Addressing your first point, Heroku charges $20/mo for HTTPS support and plenty of people pay for it: https://elements.heroku.com/addons/ssl


You're right, that's a good example. Thanks!


We built ProductMap to have a place to tell users about new features, updates, and product announcements.

Down the road we'll be adding things like voting, user feedback, and automatically posting to social media.

Happy to hear feedback!


Cool, very useful.


Thanks :) I think Jira is more for managing the sdlc and an internal tool.

The focus here would be to have an intuitive interface for product updates and getting feedback on new product decisions.


Thank you! Super helpful feedback. I'll add a second like explaining the problem this solves (replacing release notes, changelogs, etc.)

I'm from Toronto :)


Awesome!


Thank you. That seems to be the feedback here (page isn't clear enough). Considering you run a service, how do you convey tell your users about new features in an engaging way?


At the moment I don't have a defined way of updating users of new features. As I'm aiming to run BugMuncher as openly and transparently as possible, a public road map has been on my todo list for quite a while. I'm very interested in your product, which brings me to my next bit of feedback:

I clicked the 'Get Early Access' button, and it opened what looked like it was going to be a survey, which put me off. I decided to give you the benefit of the doubt and clicked the 'Start' button, but my initial instincts where correct, and there where 8 survey questions to answer. I'll be honest, at that point I closed the tab and went about my day.

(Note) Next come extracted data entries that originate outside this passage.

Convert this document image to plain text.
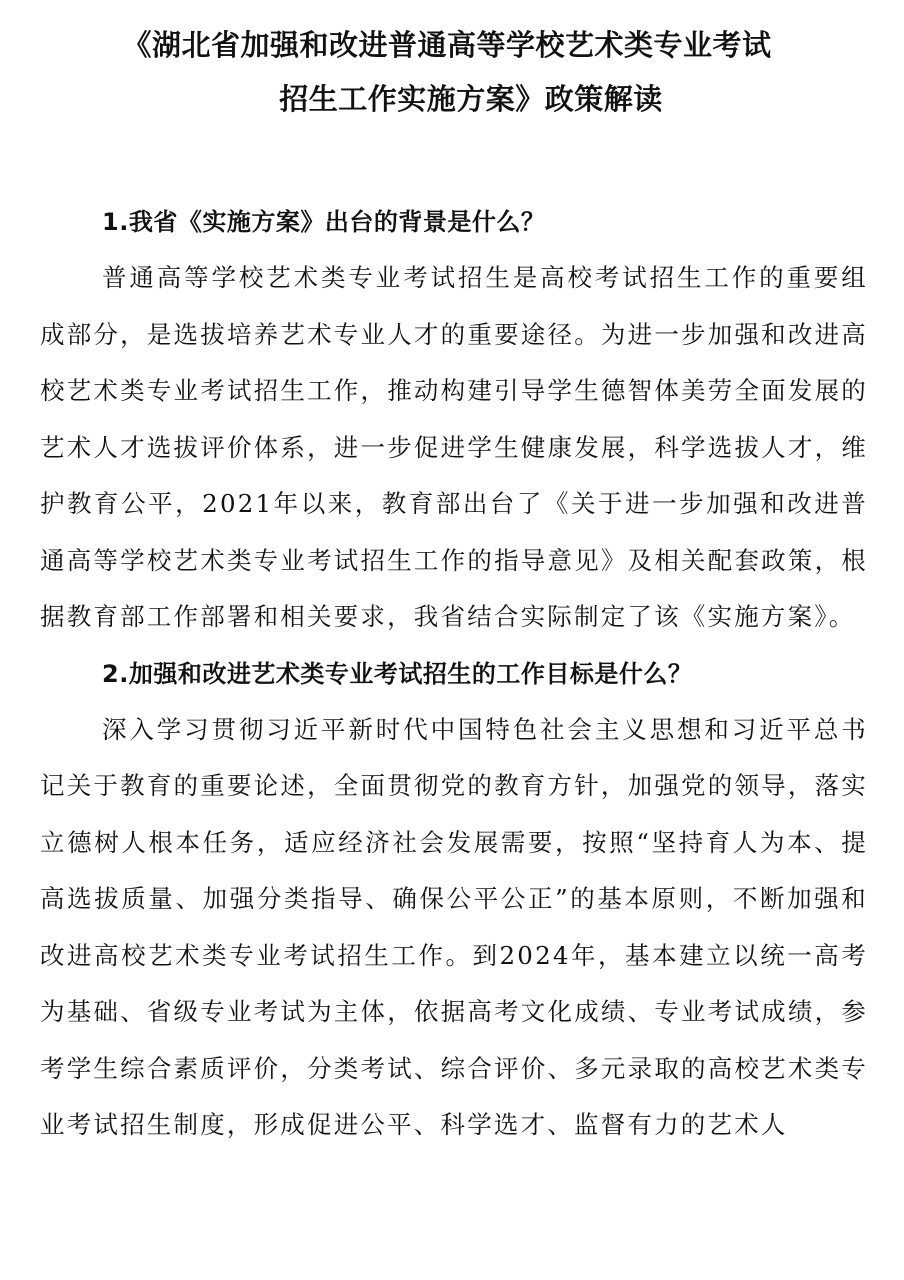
《湖北省加强和改进普通高等学校艺术类专业考试
招生工作实施方案》政策解读
1.我省《实施方案》出台的背景是什么？

普通高等学校艺术类专业考试招生是高校考试招生工作的重要组成部分，是选拔培养艺术专业人才的重要途径。为进一步加强和改进高校艺术类专业考试招生工作，推动构建引导学生德智体美劳全面发展的艺术人才选拔评价体系，进一步促进学生健康发展，科学选拔人才，维护教育公平，2021年以来，教育部出台了《关于进一步加强和改进普通高等学校艺术类专业考试招生工作的指导意见》及相关配套政策，根据教育部工作部署和相关要求，我省结合实际制定了该《实施方案》。

2.加强和改进艺术类专业考试招生的工作目标是什么？

深入学习贯彻习近平新时代中国特色社会主义思想和习近平总书记关于教育的重要论述，全面贯彻党的教育方针，加强党的领导，落实立德树人根本任务，适应经济社会发展需要，按照“坚持育人为本、提高选拔质量、加强分类指导、确保公平公正”的基本原则，不断加强和改进高校艺术类专业考试招生工作。到2024年，基本建立以统一高考为基础、省级专业考试为主体，依据高考文化成绩、专业考试成绩，参考学生综合素质评价，分类考试、综合评价、多元录取的高校艺术类专业考试招生制度，形成促进公平、科学选才、监督有力的艺术人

I'm BugMuncher's solo-founder and only employee, so all tasks fall to me, this makes me really value my time, to the point where those survey questions where enough to make me move on.

When someone clicks the early access button you should do nothing but capture their email address, so you can keep them updated and notify when beta access is granted. Once I've started using your product I'll be much more receptive to the survey.


Appreciate the honesty here! I'll make sure to shorten that down to 1-2 Qs.